Thursday, March 5, 2009

Study Finds Universal Health Care Would Cost Less Than Bailouts

How wrong Emily Dickinson was! Hope is not “the thing with feathers”. The thing with feathers has turned to be my nephew. I must take him to a specialist in Zurich.
-Woody Allen

Last month LWOH reported on the stimulus bill’s costly national e-health records (EHRs) designed to monitor personal patient data. Microsoft launched its Healthvault beta program in 2007 and has now partnered with Kaiser Permanente and the American Heart Association, among others, to create a database accessible by patients and authorized care providers. Earlier this year Google launched its own health records beta, Google Health to store online personal patient data. Why is the government spending billions of dollars on EHRs when a new study finds universal health care would cost less than bailouts?

This week, President Obama announced that the economic stimulus package he championed will release $155 million for 126 new health centers in certain parts of the country, enough, he said, “to provide basic care to 750,000 Americans and to create 5,500 jobs.” Great. U.S. citizens need jobs.

Today, an interesting article by Julekha Dash appeared in the Baltimore Business Journal that looks at the prospects for software development firms “seeing dollar signs” to benefit from the government’s e-health records first round of $19 billion spending plan to “modernize IT medical technology”:

“Many firms say they plan to hire more people, create new products and invest more in marketing to grab a slice of the federal government’s spending plan that is part of the $787 billion stimulus package signed Feb. 17. Most of the spending will be in the form of incentives to encourage hospitals and physician practices to adopt electronic health records.”

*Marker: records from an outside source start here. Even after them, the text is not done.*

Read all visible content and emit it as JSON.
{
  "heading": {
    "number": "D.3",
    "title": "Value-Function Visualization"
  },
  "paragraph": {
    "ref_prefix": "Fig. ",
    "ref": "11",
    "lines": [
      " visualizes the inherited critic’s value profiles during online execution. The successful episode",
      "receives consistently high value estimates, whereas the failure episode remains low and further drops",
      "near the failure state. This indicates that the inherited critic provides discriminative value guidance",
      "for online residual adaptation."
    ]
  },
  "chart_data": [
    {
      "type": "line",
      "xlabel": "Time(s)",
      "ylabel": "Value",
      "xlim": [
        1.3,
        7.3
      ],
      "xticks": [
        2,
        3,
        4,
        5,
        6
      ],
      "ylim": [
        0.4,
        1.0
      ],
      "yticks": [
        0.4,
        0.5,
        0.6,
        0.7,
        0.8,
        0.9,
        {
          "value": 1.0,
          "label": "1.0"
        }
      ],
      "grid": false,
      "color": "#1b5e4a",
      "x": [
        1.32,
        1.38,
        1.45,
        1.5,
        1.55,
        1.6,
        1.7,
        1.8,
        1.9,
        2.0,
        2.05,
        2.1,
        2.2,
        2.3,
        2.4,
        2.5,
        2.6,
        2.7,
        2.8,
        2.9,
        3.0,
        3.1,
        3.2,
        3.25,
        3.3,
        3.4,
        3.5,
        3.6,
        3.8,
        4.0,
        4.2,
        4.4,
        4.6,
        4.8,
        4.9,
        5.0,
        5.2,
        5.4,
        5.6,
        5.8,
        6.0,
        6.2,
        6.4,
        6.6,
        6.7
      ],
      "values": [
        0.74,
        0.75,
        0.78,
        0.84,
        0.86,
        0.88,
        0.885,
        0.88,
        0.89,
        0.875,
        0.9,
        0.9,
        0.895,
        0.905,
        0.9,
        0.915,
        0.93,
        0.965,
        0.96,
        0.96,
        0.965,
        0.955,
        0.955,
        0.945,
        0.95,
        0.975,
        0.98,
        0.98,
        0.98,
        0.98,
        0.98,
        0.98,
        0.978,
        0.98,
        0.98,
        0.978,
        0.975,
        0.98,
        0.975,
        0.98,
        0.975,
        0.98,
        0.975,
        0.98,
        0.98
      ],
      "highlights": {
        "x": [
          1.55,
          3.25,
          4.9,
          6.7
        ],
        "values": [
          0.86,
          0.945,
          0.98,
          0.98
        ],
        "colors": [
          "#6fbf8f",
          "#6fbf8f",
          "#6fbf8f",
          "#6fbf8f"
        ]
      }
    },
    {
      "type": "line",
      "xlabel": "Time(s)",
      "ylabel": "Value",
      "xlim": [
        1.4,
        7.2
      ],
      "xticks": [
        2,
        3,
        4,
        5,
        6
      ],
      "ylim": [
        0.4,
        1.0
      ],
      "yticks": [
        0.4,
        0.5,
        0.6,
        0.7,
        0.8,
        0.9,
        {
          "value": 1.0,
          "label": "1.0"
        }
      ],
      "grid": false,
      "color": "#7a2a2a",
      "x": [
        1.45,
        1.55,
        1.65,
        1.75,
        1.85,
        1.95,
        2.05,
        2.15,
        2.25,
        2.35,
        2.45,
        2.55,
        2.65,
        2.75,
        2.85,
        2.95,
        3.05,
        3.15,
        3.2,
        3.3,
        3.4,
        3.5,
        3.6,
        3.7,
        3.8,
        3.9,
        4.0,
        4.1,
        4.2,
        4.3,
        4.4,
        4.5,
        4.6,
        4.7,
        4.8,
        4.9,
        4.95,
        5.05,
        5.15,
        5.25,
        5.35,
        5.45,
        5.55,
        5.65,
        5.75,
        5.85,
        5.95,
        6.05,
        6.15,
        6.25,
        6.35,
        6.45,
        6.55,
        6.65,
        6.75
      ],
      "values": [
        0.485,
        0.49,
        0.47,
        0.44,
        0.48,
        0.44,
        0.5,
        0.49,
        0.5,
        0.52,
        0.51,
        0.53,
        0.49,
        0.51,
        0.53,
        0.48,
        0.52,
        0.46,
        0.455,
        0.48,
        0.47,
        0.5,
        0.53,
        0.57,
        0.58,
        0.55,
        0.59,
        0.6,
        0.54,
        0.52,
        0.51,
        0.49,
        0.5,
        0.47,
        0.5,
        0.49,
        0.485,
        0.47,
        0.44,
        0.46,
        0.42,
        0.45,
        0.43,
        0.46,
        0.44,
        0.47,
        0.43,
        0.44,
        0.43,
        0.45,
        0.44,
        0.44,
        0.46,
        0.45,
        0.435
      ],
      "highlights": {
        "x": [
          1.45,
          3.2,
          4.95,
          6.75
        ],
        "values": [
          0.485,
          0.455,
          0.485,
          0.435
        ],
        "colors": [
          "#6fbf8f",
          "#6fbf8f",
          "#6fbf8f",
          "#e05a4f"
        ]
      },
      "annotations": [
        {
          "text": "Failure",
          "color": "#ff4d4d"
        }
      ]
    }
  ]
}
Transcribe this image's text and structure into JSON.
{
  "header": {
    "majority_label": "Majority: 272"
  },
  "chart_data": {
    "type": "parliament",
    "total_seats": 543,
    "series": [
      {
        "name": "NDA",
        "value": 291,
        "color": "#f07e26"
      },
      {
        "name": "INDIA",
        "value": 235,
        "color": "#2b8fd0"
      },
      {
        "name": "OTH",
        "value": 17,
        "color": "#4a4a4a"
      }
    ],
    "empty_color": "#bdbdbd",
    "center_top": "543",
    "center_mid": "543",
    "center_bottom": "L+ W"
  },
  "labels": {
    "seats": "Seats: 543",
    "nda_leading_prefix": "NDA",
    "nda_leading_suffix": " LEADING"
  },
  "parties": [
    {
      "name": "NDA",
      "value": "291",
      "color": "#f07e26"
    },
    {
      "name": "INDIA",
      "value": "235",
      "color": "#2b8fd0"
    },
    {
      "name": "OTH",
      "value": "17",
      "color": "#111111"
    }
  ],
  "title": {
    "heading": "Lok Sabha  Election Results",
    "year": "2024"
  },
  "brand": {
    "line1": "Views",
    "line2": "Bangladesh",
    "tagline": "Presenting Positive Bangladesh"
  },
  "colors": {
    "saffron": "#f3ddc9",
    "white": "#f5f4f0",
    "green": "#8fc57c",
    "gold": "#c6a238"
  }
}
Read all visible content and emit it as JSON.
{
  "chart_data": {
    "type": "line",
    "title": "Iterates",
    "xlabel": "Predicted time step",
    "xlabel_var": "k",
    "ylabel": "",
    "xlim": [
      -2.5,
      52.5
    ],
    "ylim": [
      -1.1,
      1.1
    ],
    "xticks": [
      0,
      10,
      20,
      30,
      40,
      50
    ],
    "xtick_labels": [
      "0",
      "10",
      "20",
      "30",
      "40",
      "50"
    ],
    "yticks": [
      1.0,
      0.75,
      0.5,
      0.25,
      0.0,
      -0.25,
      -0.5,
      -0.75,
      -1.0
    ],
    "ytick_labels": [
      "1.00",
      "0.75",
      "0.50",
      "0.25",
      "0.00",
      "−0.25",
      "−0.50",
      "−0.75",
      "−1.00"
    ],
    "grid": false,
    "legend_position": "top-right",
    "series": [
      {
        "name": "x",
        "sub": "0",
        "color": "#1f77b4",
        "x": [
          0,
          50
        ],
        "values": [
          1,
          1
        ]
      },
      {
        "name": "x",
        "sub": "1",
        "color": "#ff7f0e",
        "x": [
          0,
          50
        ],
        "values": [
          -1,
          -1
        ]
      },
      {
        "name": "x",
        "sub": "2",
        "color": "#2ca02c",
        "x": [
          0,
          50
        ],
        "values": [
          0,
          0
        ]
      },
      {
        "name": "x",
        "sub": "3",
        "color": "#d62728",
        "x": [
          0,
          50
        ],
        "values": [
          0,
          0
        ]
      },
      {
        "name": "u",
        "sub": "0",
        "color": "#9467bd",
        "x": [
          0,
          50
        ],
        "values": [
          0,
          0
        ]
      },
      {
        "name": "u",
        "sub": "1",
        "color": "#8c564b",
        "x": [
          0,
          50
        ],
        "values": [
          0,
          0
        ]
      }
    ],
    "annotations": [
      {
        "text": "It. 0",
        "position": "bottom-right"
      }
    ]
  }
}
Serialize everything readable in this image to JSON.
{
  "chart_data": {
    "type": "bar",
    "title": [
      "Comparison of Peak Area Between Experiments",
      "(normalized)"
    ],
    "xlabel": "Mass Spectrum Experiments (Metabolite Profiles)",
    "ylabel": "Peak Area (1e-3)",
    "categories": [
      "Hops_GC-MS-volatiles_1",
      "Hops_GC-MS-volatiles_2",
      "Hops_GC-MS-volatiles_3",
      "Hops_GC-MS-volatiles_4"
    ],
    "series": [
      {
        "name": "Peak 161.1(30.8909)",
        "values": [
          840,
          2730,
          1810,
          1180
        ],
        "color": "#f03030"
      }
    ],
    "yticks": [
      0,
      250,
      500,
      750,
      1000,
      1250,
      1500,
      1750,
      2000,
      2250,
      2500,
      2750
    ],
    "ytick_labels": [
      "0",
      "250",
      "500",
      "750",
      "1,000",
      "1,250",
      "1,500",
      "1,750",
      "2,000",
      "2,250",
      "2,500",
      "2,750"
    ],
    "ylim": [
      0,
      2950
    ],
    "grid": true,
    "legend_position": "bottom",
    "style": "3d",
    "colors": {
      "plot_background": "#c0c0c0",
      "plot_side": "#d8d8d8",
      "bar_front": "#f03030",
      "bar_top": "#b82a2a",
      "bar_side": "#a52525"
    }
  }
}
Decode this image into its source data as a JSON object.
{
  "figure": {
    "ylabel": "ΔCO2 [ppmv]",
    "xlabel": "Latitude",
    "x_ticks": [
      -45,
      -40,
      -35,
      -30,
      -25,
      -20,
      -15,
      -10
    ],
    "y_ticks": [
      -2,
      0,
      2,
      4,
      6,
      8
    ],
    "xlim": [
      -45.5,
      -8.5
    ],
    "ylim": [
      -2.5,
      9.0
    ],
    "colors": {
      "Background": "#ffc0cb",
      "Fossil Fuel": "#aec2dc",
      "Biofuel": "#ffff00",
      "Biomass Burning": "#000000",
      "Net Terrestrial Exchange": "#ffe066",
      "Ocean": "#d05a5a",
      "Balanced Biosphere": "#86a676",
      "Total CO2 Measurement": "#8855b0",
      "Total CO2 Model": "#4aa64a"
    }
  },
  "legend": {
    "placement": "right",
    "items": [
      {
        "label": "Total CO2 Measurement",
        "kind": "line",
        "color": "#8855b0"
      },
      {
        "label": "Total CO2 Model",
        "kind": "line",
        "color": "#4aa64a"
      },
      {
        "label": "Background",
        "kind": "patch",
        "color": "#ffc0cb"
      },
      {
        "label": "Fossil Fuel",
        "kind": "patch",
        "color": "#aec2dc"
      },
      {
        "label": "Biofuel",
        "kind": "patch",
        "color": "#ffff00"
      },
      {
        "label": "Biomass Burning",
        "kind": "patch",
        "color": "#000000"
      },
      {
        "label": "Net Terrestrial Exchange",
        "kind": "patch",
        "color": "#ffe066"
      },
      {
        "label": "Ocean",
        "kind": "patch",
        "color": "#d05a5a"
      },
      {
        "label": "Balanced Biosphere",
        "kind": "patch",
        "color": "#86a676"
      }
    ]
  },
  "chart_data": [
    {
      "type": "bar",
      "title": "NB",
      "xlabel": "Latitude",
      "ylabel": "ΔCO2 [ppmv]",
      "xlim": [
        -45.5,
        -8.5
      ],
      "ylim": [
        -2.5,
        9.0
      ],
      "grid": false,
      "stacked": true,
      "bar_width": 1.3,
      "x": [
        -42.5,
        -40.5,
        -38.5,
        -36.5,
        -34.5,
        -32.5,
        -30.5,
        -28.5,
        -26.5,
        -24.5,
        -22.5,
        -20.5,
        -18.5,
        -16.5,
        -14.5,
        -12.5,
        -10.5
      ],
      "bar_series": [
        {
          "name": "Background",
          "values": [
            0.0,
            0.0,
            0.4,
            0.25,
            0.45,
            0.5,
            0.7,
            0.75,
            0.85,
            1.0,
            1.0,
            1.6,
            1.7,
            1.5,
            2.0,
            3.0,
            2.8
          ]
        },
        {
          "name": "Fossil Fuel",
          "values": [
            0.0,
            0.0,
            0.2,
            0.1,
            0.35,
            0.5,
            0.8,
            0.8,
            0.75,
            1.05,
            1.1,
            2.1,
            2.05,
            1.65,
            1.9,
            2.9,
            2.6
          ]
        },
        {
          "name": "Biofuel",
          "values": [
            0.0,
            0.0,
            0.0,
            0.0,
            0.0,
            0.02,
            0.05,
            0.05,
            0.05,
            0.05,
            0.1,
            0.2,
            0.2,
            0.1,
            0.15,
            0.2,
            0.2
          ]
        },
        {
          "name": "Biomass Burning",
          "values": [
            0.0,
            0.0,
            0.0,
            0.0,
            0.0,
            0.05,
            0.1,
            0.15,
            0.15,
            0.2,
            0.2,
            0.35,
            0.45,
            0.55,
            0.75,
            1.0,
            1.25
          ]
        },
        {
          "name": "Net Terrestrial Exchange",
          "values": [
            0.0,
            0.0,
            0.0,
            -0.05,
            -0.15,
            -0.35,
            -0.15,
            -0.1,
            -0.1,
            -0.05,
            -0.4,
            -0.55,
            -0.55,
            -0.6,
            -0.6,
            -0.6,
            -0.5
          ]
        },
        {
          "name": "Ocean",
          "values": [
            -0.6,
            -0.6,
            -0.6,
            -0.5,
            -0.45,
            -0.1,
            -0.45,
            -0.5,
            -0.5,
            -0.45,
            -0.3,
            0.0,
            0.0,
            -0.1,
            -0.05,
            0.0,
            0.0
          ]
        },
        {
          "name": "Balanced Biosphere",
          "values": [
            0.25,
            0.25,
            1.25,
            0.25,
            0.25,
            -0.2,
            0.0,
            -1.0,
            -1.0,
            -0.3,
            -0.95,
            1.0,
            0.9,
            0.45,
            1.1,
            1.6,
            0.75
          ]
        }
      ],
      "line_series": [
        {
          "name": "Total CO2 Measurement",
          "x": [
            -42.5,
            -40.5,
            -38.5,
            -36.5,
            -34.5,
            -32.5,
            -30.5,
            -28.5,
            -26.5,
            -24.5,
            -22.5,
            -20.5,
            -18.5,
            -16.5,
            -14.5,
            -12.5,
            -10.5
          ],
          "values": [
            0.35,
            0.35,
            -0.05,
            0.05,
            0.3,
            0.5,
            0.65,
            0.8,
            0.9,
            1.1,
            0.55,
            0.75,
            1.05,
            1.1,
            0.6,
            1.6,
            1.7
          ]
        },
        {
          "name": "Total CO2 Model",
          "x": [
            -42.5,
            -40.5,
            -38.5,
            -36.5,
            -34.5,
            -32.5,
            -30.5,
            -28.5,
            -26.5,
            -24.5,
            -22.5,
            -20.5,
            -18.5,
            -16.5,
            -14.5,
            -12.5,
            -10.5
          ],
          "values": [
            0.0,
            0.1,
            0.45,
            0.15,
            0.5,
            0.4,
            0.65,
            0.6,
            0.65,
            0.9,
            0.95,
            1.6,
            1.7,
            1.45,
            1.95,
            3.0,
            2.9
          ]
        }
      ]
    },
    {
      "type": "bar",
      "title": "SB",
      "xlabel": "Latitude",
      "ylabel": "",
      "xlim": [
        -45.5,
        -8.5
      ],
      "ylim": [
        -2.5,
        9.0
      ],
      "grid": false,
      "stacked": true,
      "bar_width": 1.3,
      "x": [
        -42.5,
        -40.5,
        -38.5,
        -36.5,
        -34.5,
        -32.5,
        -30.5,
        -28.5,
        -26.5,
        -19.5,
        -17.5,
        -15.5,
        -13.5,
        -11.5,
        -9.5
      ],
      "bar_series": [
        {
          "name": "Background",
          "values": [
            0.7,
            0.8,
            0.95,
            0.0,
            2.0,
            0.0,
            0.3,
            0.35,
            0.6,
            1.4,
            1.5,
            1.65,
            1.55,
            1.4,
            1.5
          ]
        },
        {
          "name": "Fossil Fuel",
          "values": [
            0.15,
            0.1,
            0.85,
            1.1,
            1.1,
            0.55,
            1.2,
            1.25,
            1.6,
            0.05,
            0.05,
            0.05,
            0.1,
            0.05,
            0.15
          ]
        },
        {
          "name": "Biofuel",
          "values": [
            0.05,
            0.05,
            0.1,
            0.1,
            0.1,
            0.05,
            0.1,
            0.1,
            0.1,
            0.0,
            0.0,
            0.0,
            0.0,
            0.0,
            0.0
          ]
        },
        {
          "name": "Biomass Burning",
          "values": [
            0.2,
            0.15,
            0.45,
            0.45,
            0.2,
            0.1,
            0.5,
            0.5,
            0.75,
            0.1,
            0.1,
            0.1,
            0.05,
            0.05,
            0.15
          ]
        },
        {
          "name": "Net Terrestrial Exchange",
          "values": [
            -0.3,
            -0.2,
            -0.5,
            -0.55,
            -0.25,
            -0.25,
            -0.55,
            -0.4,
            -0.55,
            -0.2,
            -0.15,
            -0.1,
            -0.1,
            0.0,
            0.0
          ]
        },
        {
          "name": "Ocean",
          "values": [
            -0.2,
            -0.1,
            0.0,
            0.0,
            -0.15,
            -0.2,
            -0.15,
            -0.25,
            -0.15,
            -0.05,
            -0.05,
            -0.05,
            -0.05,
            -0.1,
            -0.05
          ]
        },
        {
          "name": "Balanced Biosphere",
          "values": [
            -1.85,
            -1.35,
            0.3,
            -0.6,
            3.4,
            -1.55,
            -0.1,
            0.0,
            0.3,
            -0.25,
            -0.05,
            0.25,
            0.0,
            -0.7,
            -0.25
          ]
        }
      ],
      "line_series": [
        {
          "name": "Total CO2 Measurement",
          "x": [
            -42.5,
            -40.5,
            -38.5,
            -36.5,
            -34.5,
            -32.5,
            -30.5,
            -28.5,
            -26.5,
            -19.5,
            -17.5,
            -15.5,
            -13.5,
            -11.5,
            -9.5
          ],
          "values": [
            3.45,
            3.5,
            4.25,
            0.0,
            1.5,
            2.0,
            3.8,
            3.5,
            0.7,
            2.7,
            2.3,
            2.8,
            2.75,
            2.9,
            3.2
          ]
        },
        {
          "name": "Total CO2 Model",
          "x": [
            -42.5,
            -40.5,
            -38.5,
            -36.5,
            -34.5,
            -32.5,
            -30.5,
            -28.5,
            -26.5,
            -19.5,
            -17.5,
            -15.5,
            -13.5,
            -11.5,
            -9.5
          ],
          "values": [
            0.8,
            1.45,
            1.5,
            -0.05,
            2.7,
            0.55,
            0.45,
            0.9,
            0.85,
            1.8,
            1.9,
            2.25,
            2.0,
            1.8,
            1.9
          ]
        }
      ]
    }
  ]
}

Although Obama says jobs will be created, neither he nor anyone from his Economic Advisory Board has yet to say whether he will renege on his campaign promise to support H-1B increases and make EHRs a hire Americans job campaign. Note that the two biggest EHR developers, Microsoft and Google, are also two of the biggest proponents of outsourcing/insourcing foreign workers and labor arbitrage.

But didn’t the Obama administration say that, or at least when it came to the banks -- government stimulus bill money would not be appropriated to organizations who hire foreign workers?

Of particular note, the article states that the federal money in the stimulus bill will go directly to health care providers, NOT to technology firms, which is interesting considering the fact that IT development isn’t typically the first line of business for health care providers. Why not give the loot directly to the software companies who could then solicit and compete in the open market for business directly from the healthcare providers who would seek to deem it necessary? I suppose if the American healthcare providers don’t use their in-house IT staff but contract the work explicitly to American and not foreign firms like Microsoft and Goggle, among others, it wouldn’t matter if these firms who have legally hired foreign workers do the work. What will these health care providers do with the all of this first round of $19 billion handed to them? It really does seem a bit demanding to burden healthcare providers who are presumably in the business of healthcare -- to take on the extra, tangential and disparate roles of screening, recruiting and managing costly and complicated IT projects that they, by training, would seem to know little or nothing about. And, with taxpaying physicians and their patients footing this billion dollar bill, do they have any choice but not to take it?

The article suggests that the longarm of Obama’s Economic Advisory Board (including a Google investor and Oracle senior executive) is coming down hard on doctors to push this through to “make health care providers” aware of the importance in “reducing” potential medical errors:

“Still, software developers say the federal government’s spending will make health care providers more aware of the importance of electronic health records. Advocates of the technology say storing health data online allows physicians to receive faster information on a patient’s medical history, thereby reducing the potential for medical errors.”

Putting the cart before the horse? Wouldn’t that initial round of $19 billion be much better spent in kicking off actual, national healthcare access in all states and not privacy invasive software projects to help the near 50 million Americans without insurance?

As for the claim that EHRs will “reduce” medical errors, I might even go as far to argue that medical errors have the potential to increase due to an overflow of complicated IT data and devices. I do maintain that human job stresses that medical personnel occasionally face have, for the most part, very little to do with information technology processes. When a doctor sews up a patient after an appendectomy and forgets to take out the sponge, privacy invasive EHRs help how? To be sure, updated and accurate medical records play a vital role in any smoothly run healthcare setting, and healthcare facilities from small physicians’ offices to hospitals utilize them as they already exist.

Dash also notes some challenges of the stimulus bill EHR spending:

“Competition will be stiff as heavyweights Google and Microsoft have developed products that store medical records online. And even as software executives feel optimistic, some are taking a wait-and-see approach before they make any new hires. Salar’s Johnson said he wants to see how the federal funds will be allocated before adjusting the sales forecast of the $2 million firm.”

Hmph. Will EHRs go the way of another Y2K boondoggle or will this push to put all personal patient data online be a much needed economic kick-start to reforming pro-American technology hiring practices? With Microsoft leading the way, at least someone stands to profit.